La gobernanza económica es, sin duda, el tema que está en el ojo del huracán a lo largo de este año. El Tratado ha aportado herramientas, al incluir el € en el mismo, dotar de personalidad y normas a la Eurozona ( que se ampliará a 17 Estados el 1 de enero con al entrada de Estonia) y reformar las obligaciones de coordinación y solidaridad de sus miembros, en una Unión Económica rezagada desde el Tratado de Maastricht en relación con la monetaria. Tras las dudas con que se abordó la crisis griega, la decisión del 9 de mayo de crear el Fondo de Estabilidad financiera por tres años y la posterior del Consejo Europeo de Octubre de hacerlo permanente son pasos necesarios que requieren perseverancia, ante la actitud de unos mercados que especulan con pautas que a menudo están entre la histeria y la estampida. Ante las mismas, la solución no está ni en la salvación por una suicida autoamputación a través de la expulsión de los incumplidores ni en plantear el rescate de uno tras otro a medida que vayan siendo atacados, sino en fortalecer una Unión cuyos fundamentos son sanos. Lo peor es hipotecar a los países encareciendo el servicio de la deuda para salvar del desastre a algunos banqueros irresponsables.

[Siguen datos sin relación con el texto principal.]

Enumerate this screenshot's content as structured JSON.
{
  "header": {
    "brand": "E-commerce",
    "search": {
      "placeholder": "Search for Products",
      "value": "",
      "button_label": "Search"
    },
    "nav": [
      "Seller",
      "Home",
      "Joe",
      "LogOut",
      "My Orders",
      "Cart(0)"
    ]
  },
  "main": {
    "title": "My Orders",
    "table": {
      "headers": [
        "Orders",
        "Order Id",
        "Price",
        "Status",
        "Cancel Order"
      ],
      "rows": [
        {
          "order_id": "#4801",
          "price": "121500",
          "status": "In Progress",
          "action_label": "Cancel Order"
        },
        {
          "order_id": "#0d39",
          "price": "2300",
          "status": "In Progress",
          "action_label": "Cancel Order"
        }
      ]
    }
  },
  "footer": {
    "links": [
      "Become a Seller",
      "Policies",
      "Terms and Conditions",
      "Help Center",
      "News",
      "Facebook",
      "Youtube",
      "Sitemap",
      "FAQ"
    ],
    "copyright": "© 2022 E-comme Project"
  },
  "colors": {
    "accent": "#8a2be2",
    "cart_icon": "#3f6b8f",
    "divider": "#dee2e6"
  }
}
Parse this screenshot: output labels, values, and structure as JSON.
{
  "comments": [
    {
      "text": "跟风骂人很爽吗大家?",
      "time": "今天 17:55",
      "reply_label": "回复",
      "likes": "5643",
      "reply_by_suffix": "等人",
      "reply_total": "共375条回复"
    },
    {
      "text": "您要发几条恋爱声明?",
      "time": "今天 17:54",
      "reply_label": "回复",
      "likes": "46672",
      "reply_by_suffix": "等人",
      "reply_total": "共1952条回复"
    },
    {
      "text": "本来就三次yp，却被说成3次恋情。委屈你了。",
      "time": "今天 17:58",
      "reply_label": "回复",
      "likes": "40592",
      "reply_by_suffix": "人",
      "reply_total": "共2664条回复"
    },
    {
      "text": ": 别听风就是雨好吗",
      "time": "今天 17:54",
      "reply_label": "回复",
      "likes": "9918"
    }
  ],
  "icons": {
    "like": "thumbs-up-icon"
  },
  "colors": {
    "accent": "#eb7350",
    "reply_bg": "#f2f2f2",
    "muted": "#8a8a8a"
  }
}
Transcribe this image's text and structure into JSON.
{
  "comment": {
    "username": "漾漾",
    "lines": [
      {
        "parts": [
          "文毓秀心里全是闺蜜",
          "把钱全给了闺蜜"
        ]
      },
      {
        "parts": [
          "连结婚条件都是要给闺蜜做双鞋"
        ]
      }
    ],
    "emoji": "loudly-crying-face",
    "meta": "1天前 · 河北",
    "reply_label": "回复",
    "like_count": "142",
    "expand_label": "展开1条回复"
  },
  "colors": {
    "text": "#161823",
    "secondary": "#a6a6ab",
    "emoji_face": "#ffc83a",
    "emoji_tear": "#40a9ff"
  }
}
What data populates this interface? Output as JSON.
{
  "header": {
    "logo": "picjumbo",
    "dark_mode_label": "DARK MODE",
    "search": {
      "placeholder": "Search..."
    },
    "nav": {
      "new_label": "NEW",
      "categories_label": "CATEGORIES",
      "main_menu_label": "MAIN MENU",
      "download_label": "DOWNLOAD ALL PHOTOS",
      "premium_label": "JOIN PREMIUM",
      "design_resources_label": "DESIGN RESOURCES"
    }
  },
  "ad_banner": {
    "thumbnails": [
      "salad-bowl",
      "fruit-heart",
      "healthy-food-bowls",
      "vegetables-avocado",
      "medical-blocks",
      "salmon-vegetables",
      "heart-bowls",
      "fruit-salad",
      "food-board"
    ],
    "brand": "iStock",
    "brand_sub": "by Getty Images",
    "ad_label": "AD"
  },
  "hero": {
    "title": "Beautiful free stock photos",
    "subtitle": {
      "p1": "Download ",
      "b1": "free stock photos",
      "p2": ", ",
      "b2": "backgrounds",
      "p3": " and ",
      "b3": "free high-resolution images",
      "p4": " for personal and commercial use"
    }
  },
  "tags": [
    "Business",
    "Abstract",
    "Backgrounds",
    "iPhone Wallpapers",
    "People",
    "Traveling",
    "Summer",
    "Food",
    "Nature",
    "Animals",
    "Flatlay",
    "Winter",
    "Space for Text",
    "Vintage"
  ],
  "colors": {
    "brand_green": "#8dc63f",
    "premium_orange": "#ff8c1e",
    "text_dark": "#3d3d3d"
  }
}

En mi opinión, el Fondo de estabilidad permanente se pueden consolidar con los instrumentos que aporta el Tratado sin necesidad de esperar a una modificación paralizadora. Aún valorando el respeto reverencial alemán a la jurisprudencia de su Tribunal Constitucional, la cuestión es más de voluntad política que de gobierno de los jueces. Incluso el Presidente del Bundesbank, el halcón Weber, en campaña para ser Presidente del Banco Central Europeo, considera que la vía es reforzar e incluso ampliar el fondo que no es más de garantía que de rescate.
Pero no nos podemos limitar a la defensa numantina del euro. A la larga, una Unión Monetaria solo puede durar si se refuerza la Unión Política y Económica y si da respuesta a los ciudadanos. La extensión de movimientos juveniles de rechazo a las políticas de recortes en la educación en Francia, Gran Bretaña e Italia de momento, además de las más conocidas protestas sindicales son alarmantes llamadas de atención de cara al futuro.
La Unión no puede limitarse a una actitud defensiva en relación con la moneda cuando plantea como condición para su supervivencia la estrategia 2020 para mantener un liderazgo económico y comercial en el que están objetivos como una tasa de actividad del 75 % de las personas entre 20 y 64 años , la formación universitaria del 40% de los jóvenes, la reducción del fracaso escolar al 10%, invertir el 3 % del PIB en I+D, aplicar el plan 20/20/20 contra el cambio climático o reducir la pobreza en 20 millones de europeos.
Conseguir estos objetivos no depende sólo del Tratado de Lisboa que nos da herramientas para que los 500 millones de europeos que hemos decidido compartir nuestro destino en el mundo del G 20 podamos hacerlo. Además de herramientas, necesitamos voluntad común y capacidad de liderazgo para saber utilizarlas.